We have lost good players this season, granted, and we would undoubtedly be in a better league position were it not for the injuries to key personnel, but this injury crisis has a lot of silver linings, some obvious and some not so much.
Sure, the injuries give the kids a chance, but this wouldn't be so good if these "kids" didn't so closely fit Nigel Adkins' purported style of play. The injury crisis, and lack of investment until late in the transfer window have presented Adkins with a rare opportunity granted very rarely to modern football managers: a licence to lose.
Now, if we keep losing week in and week out by three goals, then no manager is going to survive that, but consider Adkins' position. When he arrived at the club, he inherited a set of players who were very used to playing a certain style of high tempo, wing-based play - the stuff that got us promoted, but the same stuff that sent us hurtling straight back down again. Adkins was not going to work wonders with that group of players, and we all recognised that it would take some time before "the Adkins way" finally started to filter through.
Last season should have been Adkins' time to remould this squad into his unit of players, and while some definitely stepped up to the plate - Jem Karacan (before his injury), Danny Guthrie and Jordan Obita come to mind - he never really got the investment from the mysterious Anton to bring his vision into reality. He did a decent job last year, and did what any good manager who wants to keep his job should do: he played to the strengths of his playing staff. Wing-play still dominated last year's campaign, with Jobi McAnuff and Garath McCleary often being our most effective attacking outlets. Last season was just a manager doing his job, though, it was not a concerted effort from Adkins to change the way this club goes about its business on the field.
If Adkins had started full-scale experimentation last year then he would have ended up as Brendan Rodgers did: without a job by the time Santa came down the chimney.
This season is different, though. Adkins got some flak for last year's 100 goals stunt, but this season started much more conservatively, with a general consensus forecasting a tough season ahead. Not all fans will like Adkins, I find his media style somewhat awkward and a tad insincere, but most within Royals ranks respect him. With the treatment he received last year, and his determination to stick through it, Adkins has earned himself a deal of respect from the fans.
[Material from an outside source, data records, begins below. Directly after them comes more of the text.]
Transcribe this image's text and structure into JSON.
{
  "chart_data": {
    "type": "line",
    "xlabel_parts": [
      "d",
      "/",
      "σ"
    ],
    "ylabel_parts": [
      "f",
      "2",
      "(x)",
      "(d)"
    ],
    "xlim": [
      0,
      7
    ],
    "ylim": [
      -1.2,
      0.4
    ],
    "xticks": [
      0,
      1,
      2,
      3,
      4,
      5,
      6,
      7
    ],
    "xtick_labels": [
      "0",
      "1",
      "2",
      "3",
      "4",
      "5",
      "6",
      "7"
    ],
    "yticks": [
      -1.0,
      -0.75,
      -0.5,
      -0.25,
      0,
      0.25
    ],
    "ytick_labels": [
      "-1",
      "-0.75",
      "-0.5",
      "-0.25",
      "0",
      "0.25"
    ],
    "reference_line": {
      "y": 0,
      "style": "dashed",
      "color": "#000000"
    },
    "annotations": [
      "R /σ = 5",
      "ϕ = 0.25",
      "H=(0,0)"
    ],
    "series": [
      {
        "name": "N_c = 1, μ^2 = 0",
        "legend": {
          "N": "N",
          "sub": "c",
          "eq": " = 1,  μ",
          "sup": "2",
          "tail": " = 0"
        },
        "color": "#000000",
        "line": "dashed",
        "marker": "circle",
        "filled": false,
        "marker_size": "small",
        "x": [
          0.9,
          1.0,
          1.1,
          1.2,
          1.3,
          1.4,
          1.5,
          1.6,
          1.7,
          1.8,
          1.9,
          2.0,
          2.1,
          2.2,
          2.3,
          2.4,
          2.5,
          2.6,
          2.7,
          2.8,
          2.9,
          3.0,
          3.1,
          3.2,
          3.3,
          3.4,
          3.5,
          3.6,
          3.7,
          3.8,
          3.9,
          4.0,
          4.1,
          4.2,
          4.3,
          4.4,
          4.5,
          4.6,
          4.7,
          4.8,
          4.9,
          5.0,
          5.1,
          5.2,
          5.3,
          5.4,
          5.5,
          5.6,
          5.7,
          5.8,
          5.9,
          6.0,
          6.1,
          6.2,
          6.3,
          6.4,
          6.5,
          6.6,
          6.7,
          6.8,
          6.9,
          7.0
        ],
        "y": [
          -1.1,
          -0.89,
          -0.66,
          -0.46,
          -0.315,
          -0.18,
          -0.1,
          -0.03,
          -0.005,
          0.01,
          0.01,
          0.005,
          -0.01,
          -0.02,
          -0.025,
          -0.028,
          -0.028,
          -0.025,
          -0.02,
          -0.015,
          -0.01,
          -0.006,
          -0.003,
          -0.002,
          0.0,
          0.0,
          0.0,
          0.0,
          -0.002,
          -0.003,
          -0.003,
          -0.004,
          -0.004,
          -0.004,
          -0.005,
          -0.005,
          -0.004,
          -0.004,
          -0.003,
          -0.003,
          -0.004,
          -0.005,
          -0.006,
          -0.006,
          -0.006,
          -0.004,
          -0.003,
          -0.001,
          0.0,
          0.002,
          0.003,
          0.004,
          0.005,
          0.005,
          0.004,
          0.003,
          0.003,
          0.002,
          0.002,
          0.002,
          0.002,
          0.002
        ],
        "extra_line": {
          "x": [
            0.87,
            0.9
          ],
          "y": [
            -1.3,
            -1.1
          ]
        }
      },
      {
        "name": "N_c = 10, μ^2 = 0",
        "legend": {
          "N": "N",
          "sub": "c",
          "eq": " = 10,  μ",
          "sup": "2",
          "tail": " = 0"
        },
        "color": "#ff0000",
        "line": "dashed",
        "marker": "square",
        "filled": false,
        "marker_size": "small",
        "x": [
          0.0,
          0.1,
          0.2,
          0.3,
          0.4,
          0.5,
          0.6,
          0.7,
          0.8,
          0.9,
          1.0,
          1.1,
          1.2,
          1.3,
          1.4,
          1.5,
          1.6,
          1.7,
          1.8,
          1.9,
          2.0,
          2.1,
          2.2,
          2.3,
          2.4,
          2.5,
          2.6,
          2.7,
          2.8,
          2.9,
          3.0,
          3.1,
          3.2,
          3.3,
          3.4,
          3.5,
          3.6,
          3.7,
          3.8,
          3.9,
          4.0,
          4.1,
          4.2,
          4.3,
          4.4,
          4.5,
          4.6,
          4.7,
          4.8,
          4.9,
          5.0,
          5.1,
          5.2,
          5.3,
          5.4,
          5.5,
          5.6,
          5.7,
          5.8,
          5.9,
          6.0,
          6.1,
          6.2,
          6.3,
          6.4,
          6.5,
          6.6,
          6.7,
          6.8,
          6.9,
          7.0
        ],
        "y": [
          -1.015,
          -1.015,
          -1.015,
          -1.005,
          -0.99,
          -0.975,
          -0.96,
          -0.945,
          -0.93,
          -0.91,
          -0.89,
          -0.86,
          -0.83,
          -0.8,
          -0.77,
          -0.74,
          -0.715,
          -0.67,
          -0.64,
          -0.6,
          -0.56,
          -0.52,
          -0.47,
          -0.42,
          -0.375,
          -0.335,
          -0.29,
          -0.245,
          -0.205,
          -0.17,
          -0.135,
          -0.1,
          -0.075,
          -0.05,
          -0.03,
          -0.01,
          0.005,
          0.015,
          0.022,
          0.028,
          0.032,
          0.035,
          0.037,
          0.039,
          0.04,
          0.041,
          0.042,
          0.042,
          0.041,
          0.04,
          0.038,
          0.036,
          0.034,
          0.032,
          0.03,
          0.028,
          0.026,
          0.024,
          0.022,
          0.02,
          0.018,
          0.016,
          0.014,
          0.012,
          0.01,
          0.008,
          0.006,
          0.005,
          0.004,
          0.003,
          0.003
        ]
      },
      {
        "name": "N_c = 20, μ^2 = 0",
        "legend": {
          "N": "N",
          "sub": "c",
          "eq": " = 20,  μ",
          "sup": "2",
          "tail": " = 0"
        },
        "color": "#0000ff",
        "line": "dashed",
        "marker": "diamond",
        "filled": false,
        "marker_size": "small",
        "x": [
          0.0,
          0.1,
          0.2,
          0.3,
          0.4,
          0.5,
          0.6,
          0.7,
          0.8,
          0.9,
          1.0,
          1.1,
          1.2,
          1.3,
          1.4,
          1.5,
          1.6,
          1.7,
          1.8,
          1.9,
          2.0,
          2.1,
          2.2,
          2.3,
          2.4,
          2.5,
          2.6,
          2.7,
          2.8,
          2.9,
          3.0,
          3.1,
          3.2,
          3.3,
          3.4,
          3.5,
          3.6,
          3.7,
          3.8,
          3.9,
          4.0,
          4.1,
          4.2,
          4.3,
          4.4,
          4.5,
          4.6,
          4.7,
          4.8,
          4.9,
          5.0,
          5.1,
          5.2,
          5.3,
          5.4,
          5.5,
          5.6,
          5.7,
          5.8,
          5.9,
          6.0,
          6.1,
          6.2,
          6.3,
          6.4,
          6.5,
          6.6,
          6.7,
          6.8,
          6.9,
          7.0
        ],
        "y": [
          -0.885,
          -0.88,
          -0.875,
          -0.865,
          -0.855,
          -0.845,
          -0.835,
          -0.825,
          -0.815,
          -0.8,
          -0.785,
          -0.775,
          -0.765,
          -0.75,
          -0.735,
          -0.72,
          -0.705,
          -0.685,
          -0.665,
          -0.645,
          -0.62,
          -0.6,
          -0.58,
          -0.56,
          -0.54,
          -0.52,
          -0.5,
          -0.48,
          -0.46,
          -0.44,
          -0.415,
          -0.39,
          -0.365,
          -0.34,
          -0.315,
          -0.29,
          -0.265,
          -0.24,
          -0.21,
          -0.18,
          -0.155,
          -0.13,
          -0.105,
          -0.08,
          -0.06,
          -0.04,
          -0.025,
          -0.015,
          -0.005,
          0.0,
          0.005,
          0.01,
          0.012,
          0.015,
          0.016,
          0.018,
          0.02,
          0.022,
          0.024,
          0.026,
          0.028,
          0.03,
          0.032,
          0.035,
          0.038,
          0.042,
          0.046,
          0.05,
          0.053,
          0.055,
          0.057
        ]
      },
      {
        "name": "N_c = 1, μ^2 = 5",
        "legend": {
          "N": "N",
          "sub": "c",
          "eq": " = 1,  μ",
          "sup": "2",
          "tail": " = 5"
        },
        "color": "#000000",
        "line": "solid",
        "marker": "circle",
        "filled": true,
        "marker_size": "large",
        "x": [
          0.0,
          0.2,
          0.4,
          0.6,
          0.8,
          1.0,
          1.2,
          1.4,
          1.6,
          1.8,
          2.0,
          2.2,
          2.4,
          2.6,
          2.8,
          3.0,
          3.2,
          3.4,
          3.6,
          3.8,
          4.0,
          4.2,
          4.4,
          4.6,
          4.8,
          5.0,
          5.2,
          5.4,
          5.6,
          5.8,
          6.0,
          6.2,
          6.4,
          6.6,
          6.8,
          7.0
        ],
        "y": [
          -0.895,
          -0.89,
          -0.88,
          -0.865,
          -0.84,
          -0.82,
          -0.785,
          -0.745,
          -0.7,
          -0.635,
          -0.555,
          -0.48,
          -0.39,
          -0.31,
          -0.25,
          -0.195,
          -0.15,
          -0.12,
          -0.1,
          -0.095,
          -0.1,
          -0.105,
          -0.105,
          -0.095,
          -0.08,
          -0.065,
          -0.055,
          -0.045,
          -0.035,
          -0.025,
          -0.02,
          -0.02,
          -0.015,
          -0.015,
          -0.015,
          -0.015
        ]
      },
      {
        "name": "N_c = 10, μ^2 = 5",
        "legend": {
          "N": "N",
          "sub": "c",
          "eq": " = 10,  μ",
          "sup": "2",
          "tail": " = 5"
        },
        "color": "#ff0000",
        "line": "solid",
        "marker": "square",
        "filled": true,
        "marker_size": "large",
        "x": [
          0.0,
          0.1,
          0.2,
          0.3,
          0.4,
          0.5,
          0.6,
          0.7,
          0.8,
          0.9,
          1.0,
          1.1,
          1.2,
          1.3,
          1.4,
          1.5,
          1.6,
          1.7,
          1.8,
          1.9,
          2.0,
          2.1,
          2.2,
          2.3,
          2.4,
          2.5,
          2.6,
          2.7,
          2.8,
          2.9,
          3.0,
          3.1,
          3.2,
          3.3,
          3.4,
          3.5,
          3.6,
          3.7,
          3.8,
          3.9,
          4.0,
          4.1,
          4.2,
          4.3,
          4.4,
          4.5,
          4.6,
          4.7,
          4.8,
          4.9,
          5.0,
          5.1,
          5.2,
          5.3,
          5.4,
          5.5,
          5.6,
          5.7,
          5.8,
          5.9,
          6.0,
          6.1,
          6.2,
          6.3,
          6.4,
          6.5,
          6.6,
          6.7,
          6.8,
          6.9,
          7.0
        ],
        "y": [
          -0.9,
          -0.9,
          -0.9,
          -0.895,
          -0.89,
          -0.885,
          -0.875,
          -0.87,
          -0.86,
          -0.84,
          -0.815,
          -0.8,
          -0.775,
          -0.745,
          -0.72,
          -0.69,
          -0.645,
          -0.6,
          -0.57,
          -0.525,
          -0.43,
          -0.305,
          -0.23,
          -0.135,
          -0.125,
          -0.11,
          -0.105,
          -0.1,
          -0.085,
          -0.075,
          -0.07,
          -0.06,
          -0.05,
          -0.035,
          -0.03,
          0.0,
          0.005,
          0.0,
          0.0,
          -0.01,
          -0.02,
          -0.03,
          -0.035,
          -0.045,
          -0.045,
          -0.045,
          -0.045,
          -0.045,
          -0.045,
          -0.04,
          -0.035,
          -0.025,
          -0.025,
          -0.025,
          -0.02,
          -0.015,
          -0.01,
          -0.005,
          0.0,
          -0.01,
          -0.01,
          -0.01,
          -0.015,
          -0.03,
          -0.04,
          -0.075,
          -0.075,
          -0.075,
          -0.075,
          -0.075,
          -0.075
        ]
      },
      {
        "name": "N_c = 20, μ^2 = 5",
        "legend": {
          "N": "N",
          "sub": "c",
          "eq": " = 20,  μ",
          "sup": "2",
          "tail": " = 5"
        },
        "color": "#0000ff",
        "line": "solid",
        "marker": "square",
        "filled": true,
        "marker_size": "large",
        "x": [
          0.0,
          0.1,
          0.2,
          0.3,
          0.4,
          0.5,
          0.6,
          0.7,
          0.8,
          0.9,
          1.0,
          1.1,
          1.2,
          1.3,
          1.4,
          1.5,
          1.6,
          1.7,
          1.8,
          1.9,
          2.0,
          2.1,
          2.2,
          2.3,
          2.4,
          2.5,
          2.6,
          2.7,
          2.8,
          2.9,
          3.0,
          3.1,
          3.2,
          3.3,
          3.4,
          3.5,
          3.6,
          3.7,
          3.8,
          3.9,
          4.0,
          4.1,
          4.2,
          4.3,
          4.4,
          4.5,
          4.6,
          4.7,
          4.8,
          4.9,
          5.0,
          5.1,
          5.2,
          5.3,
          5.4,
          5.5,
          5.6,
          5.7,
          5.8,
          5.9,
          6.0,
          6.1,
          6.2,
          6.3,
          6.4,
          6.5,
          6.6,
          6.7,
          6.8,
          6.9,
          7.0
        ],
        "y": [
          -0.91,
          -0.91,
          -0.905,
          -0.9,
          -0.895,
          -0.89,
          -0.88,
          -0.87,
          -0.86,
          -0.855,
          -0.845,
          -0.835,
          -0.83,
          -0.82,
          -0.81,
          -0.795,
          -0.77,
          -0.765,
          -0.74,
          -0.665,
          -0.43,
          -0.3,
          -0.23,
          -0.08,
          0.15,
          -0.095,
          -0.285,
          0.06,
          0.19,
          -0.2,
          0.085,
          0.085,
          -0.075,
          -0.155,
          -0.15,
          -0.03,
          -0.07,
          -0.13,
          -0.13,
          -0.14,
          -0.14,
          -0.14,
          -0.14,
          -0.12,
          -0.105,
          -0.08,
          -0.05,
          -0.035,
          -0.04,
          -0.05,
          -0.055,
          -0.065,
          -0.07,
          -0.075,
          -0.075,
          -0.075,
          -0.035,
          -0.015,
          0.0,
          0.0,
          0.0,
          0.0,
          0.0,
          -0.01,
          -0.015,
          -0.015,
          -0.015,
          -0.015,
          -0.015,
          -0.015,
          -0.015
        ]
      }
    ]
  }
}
This growth in respect has, perhaps more importantly, earned him a good deal more time to experiment with this team, and perhaps help to mould them into his style of play.
In a lengthy injury list, Adkins also has a strong argument for any game that does not go Reading's way. He has been clever about it, not banging on too much about missing players here and there, and helping to build the confidence of our young players who I do believe he sincerely trusts. In the mind of every Reading fan, though, there is a very convincing narrative that 'everything will be alright once we have McCleary, Karacan, Danny Williams and Stephen Kelly back' (okay maybe not Kelly). We can stomach losses (somewhat) better when we have a convincing excuse in our head as to why things don't seem to be going our way.
Adkins' style of play
All this brings me back to Adkins' style of play. I remember seeing Southampton playing in 2011/12, and then under him in the Premier League in 2012/2013, and drooling at the quality of some of their play. When Adkins took over I was very excited at the prospect of seeing Reading churning out some of the same composed and classy performances that I had seen him produce at Southampton, and while I didn't think it would take quite this long, I'm still sustained by that dream. I now know, though, that we're still not there, and that some serious tinkering still needs to be done if we are to get to that point.
We are in the stage of tinkering. Things aren't going well, but they won't when a team is undergoing a whole change of identity. For me, though, the promised land may just be worth it (let's just stop these 3-0 defeats bringing hell on earth, please).
Adkins needs time, and he is in a position now where he will be given more time to tinker than most other managers in the Football League. So long as he can hide behind the arguments of young blood, loyalty through adversity, and, perhaps most importantly, the length of our injury list, Adkins will survive, and that, as far as I'm concerned, is a good thing for this football club.